Join the left and right data frames using 'state' and 'county' as keys.

In [None]:
result = pd.merge(left, right, on = ["state", "county"])
result

## 4. Spatial Join

Attribute join (above) combines two dataframes by matching keys. Spatial join combines two geodataframes by spatial relations (e.g. intersect, within, contain...).

First, download airbnb listings and voting district boundaries in Stockholm. The data can be found in [Inside Airbnb](http://insideairbnb.com/get-the-data/).

In [None]:
import urllib.request

# Download Stockholm airbnb listings
urllib.request.urlretrieve("http://data.insideairbnb.com/sweden/stockholms-l%C3%A4n/stockholm/2022-06-25/visualisations/listings.csv",
                  "other/airbnb_listing.csv")

# Download the neighborhood boundary in Stockholm.
urllib.request.urlretrieve("https://raw.githubusercontent.com/shakasom/spatialjoin-python/master/data/stockholm_areas.geojson",
                  "other/district.geojson")

Read the csv and geojson file into a dataframe and a geodataframe respectively.

> Note: you need to specify the coordinate system (CRS) when creating/loading the geodataframes. Otherwise, the created maps won't be projected correctly.

In [None]:
# Read the airbnb listings
listings = pd.read_csv("other/airbnb_listing.csv")

# Convert the listings (csv) to Geopandas Geodataframe
gdf_listings = gpd.GeoDataFrame(listings, geometry = gpd.points_from_xy(listings.longitude, listings.latitude), crs='EPSG:4326')

# Read the neighbourhood boundaries
districts = gpd.read_file('other/district.geojson',crs = 'EPSG:4326')

Plot the district boundaries

In [None]:
districts.plot()

Plot the airbnb listing locations

In [None]:
gdf_listings.plot(color = 'black', markersize = 1)

Plot the above two layers into one map.

In [None]:
# import matplotlib
import matplotlib.pyplot as plt

# change the default figure size to 10 inches by 10 inches
plt.rcParams['figure.figsize'] = [10, 10]

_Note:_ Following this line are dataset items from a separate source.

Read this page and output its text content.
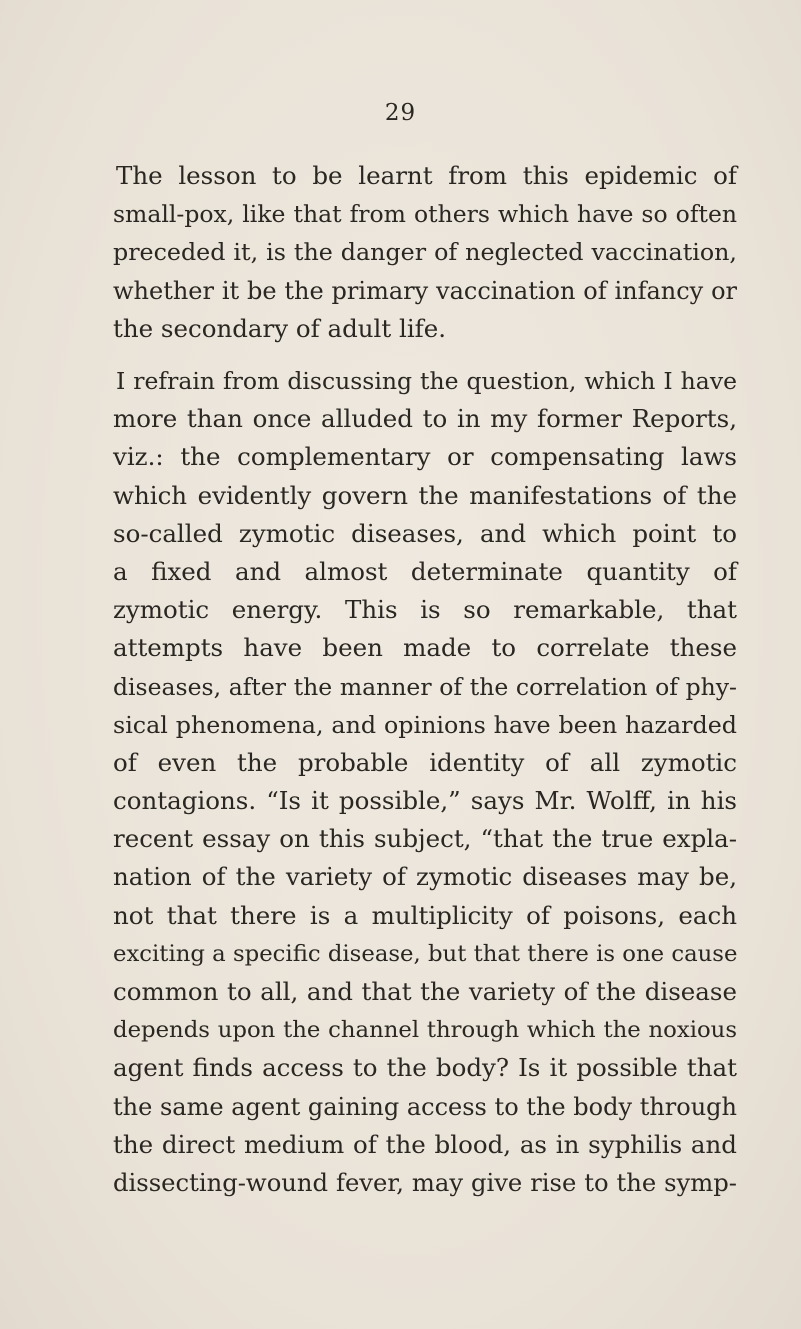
29
The lesson to be learnt from this epidemic of
small-pox, like that from others which have so often
preceded it, is the danger of neglected vaccination,
whether it be the primary vaccination of infancy or
the secondary of adult life.
I refrain from discussing the question, which I have
more than once alluded to in my former Reports,
viz.: the complementary or compensating laws
which evidently govern the manifestations of the
so-called zymotic diseases, and which point to
a fixed and almost determinate quantity of
zymotic energy. This is so remarkable, that
attempts have been made to correlate these
diseases, after the manner of the correlation of phy-
sical phenomena, and opinions have been hazarded
of even the probable identity of all zymotic
contagions. “Is it possible,” says Mr. Wolff, in his
recent essay on this subject, “that the true expla-
nation of the variety of zymotic diseases may be,
not that there is a multiplicity of poisons, each
exciting a specific disease, but that there is one cause
common to all, and that the variety of the disease
depends upon the channel through which the noxious
agent finds access to the body? Is it possible that
the same agent gaining access to the body through
the direct medium of the blood, as in syphilis and
dissecting-wound fever, may give rise to the symp-
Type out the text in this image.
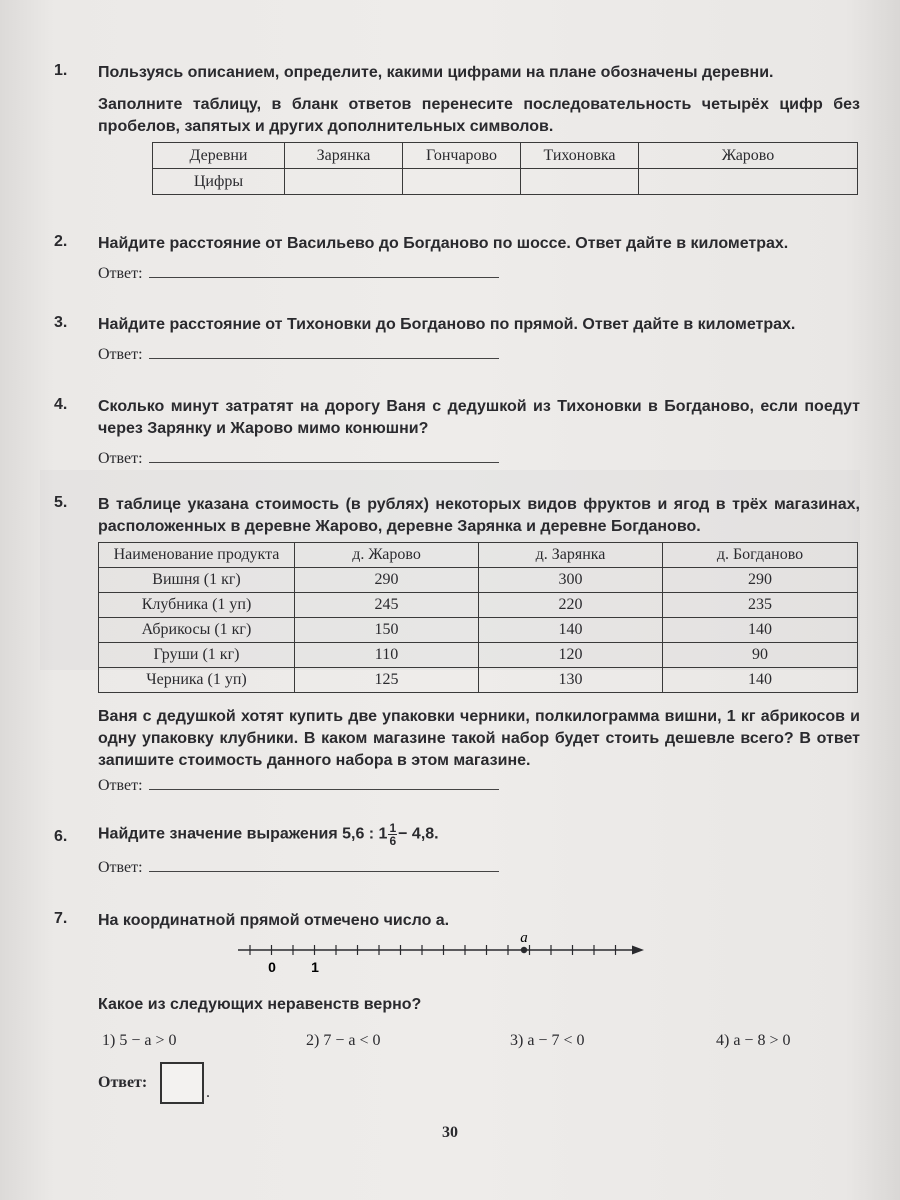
1. Пользуясь описанием, определите, какими цифрами на плане обозначены деревни.
Заполните таблицу, в бланк ответов перенесите последовательность четырёх цифр без пробелов, запятых и других дополнительных символов.
Деревни	Зарянка	Гончарово	Тихоновка	Жарово
Цифры				
2. Найдите расстояние от Васильево до Богданово по шоссе. Ответ дайте в километрах.
Ответ:
3. Найдите расстояние от Тихоновки до Богданово по прямой. Ответ дайте в километрах.
Ответ:
4. Сколько минут затратят на дорогу Ваня с дедушкой из Тихоновки в Богданово, если поедут через Зарянку и Жарово мимо конюшни?
Ответ:
5. В таблице указана стоимость (в рублях) некоторых видов фруктов и ягод в трёх магазинах, расположенных в деревне Жарово, деревне Зарянка и деревне Богданово.
Наименование продукта	д. Жарово	д. Зарянка	д. Богданово
Вишня (1 кг)	290	300	290
Клубника (1 уп)	245	220	235
Абрикосы (1 кг)	150	140	140
Груши (1 кг)	110	120	90
Черника (1 уп)	125	130	140
Ваня с дедушкой хотят купить две упаковки черники, полкилограмма вишни, 1 кг абрикосов и одну упаковку клубники. В каком магазине такой набор будет стоить дешевле всего? В ответ запишите стоимость данного набора в этом магазине.
Ответ:
6. Найдите значение выражения 5,6 : $1 \frac{1}{6} - 4,8$.
Ответ:
7. На координатной прямой отмечено число a.
a
0	1
Какое из следующих неравенств верно?
1) 5 − a > 0	2) 7 − a < 0	3) a − 7 < 0	4) a − 8 > 0
Ответ:
.
30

ax = districts.plot(facecolor = 'none', edgecolor='red')

gdf_listings.plot(ax = ax, color = 'blue', markersize = 1)

Next, we add basemap beneath the two layers, to give background information of the study area. 

We can use the convextily library to add base maps. Since contextily can only display map tiles in a project coordinate system (epsg:4326 is a geographic coordinate system (lat&lon)). So we need to reproject the airbnb listings and neighborhoods into a projected coordinate system for the mapping, i.e., SWEREF 99 TM Zone system (epsg:3006).

In [None]:
# Import contextily
import contextily as cx

# Add the neighborhood boundaries
ax = districts.to_crs(epsg=3006).plot(facecolor = 'none', edgecolor='red')

# Add airbnb listings
gdf_listings.to_crs(epsg=3006).plot(ax = ax, color = 'blue', markersize = 1)

# Add the basemap
cx.add_basemap(ax = ax, source = cx.providers.Stamen.TonerLite, crs = 'EPSG:3006')

Because the airbnb data, we use spatial join (`geopandas.sjoin`) to join the airbnb listings (points) to the neighborhood boundaries (polygons).

The `op` parameter defines the spatial relation for the joining. `op = 'within'` means that the airbnb listings need to be within a district so it can be joined.

In [None]:
# Spatial join airbnbs to district
districts_j = gpd.sjoin(districts, gdf_listings, op='contains')

# Preview the joined data
districts_j.head()

Next, we print the shapes of gdf_listings, districts and districts_joined. 

In [None]:
print('shape of gdf_listings: '+ str(gdf_listings.shape))

print('shape of districts: '+ str(districts.shape))

print('shape of districts_j: '+ str(districts_j.shape))

Print the rows where fid is 5287, in districts and districts_joined. You can see that districts_joined has multiple rows of fid 5287, while districts has only 1. This is because each airbnb listing contained in fid 5287 becomes a row after spatial join.

In [None]:
display(districts[districts['fid'] == 5287])

display(districts_j[districts_j['fid'] == 5287])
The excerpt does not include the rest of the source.